Lilo & Stitch
directed by Dean Deblois
& Chris Sanders
(Walt Disney, 2002)

On a recent trip to Walt Disney World, my son and I were bombarded with Lilo & Stitch merchandise, trailers and images. Our wake-up calls featured the voice of Stitch urging us to see his movie. A gigantic inflatable Stitch loomed outside the entrance to MGM Studios Theme Park. In The Magic of Disney Animation, a professional animator drew Stitch for us and talked about the three-year process of creating the film.

Upon returning home, we had no option but to scurry over to our local theater and see if Lilo & Stitch lived up to the hype. It did. Admirably. Both times we saw it.

Lilo (Daveigh Chase), orphaned in typical Disney fashion at an early age, is a little girl with some serious antisocial behaviors and quirks. She bites the little girls in her dance class and she feeds sandwiches to fish. She currently lives with her sister Nani (Tia Carerra), but even that limited family connection of threatened by the hulking social worker Cobra Bubbles, menancingly voiced by Ving Rhames.

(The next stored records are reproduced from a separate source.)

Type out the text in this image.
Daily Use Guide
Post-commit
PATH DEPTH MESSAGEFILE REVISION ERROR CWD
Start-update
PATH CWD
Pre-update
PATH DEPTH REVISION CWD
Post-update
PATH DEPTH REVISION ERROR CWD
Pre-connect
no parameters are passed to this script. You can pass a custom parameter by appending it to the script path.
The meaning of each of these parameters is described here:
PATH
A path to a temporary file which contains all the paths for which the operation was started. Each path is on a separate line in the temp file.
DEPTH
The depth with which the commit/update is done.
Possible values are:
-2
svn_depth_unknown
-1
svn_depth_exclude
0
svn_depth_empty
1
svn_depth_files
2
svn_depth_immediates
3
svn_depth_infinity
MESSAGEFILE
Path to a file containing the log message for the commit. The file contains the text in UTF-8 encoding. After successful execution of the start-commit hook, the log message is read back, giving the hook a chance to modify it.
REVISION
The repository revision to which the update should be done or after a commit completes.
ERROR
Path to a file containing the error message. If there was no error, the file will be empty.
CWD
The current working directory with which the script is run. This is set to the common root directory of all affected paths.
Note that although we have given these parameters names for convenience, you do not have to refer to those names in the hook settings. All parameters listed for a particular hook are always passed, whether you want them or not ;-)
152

Meanwhile, lightyears away, the evil scientist Jumba (David Odgen Stiers) has created an invulnerable, super-intelligent demolition expert called Experiment 626. The Grand Council of the Galactic Federation objects to the existance of this destructive creature, which is banished to a prison asteroid. Of course, something goes horribly wrong, resulting in the critter crash-landing in Hawaii, where he passes himself off as a dog, meets Lilo at the animal shelter and wreaks havoc pretty much everywhere.

The Federation sends Dr. Jumba and Agent Pleakley (Kevin McDonald), an environmentalist Earth expert, to retrieve Stitch, which sets in motion a complex interplay of explosions and Elvis songs that work amazingly well together.

In contrast to recent computer-generated renderings, Lilo & Stitch proves there's still magic in hand-crafted animation. And the lush watercolor backgrounds, used for the first time since Dumbo, create gorgeous Hawaiian landscapes. The soundtrack of both traditional Hawaiian music and Elvis songs, crooned by The King and others, adds to the playfulness and the suspense.

But it's the story and characters that can raise a movie to the level of "classic." Lilo & Stitch, written and directed by Dean Debrois and Chris Sanders (also the voice of Stitch), will earn that title. The main characters are emotionally involving to a degree I'd not thought possible for a six-legged, teeth-baring blue bit of evilness from outer space. By the final credits, he seemed positively cuddly.

The theme of family weaves thoughtfully throughout the film with believability -- especially for those who find certain relatives exasperating. The focus is "Ohana" -- a family in which no one gets left behind and no one is forgotten.

Between Stitch's destructive tendencies to delight the children and a tight, riveting plot for the parents, Lilo & Stitch is entertainment you won't soon forget.